L’affaire remonterait jusqu’au président de la Fédération russe, également trésorier de l’IAAF
Shobukhova souligne que c’est Alexey Melnikov, un entraîneur national, qui aurait demandé l’argent. D’après Shobukhova, elle et son mari, Igor Shobukhov, se seraient ensuite vu dire que « tout serait ok ».
A Londres en 2012, elle abandonna puis prit en octobre suivant la 4e place au marathon de Chicago, avant de devenir maman en 2013. Mais cette année, en 2014, lorsqu’elle veut revenir à la compétition, l’ARAF « l’aurait alors pressée de signer un papier acceptant une suspension » relève L’Equipe.
Ce que l’athlète aurait refusé, demandant le remboursement des 450 000 euros déboursés. Elle n’en aurait obtenu que 300 000. Hajo Seppelt possède le mail de confirmation de ce versement, sur lequel apparaît notamment le nom de Valentin Balakhnichev, ancien coureur de 110 m haies, président de la Fédération russe depuis 1991…et trésorier de l’IAAF depuis 2011 (voir son CV complet ici).
Cet argent, dans les mains donc de la Fédération russe, aurait servi à corrompre l’IAAF, selon l’agent russe Baranov.

« Vous devez vous doper »

 
Ce documentaire de l’ARD accuse la Russie d’avoir mis en place un système de dopage, impliquant athlètes, coaches, dirigeants russes et même autorités antidopage du pays avec la volonté de dissimuler ces cas positifs. Sans oublier les pots-de-vin versés (le système ne paraît pas aussi sophistiqué que la RDA par exemple, lire ici).

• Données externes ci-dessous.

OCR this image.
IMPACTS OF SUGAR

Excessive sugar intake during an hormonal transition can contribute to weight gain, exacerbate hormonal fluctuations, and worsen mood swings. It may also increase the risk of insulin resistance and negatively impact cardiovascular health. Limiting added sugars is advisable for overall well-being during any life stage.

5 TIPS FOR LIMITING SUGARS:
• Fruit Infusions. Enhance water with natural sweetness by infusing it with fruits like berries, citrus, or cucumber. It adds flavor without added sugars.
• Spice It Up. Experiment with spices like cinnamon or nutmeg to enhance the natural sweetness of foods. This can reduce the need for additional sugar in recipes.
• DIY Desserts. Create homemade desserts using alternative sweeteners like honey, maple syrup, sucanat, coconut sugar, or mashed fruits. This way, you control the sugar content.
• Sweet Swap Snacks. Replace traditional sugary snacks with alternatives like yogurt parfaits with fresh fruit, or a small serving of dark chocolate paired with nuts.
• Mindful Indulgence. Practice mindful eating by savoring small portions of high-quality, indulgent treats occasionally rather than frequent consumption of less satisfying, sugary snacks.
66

 « Vous ne pouvez pas avoir les résultats que vous obtenez, du moins en Russie, sans vous doper. Vous devez vous doper (…). Les entraîneurs et dirigeants disent clairement que vous ne pouvez pas faire aussi bien en utilisant vos capacités naturelles. Vous devez avoir de l’aide pour glaner des médailles. Et cette aide, c’est le dopage, les substances interdites ». Ses propos éloquents ont été tenus à l’ARD (le reportage est à visionner en allemand ici, voir le communiqué de presse de la chaîne traduit en anglais ici) par Vitaliy Stepanov, un ex employé de l’agence de dopage russe (RUSADA). C’est la première fois qu’il s’est exprimé face caméra.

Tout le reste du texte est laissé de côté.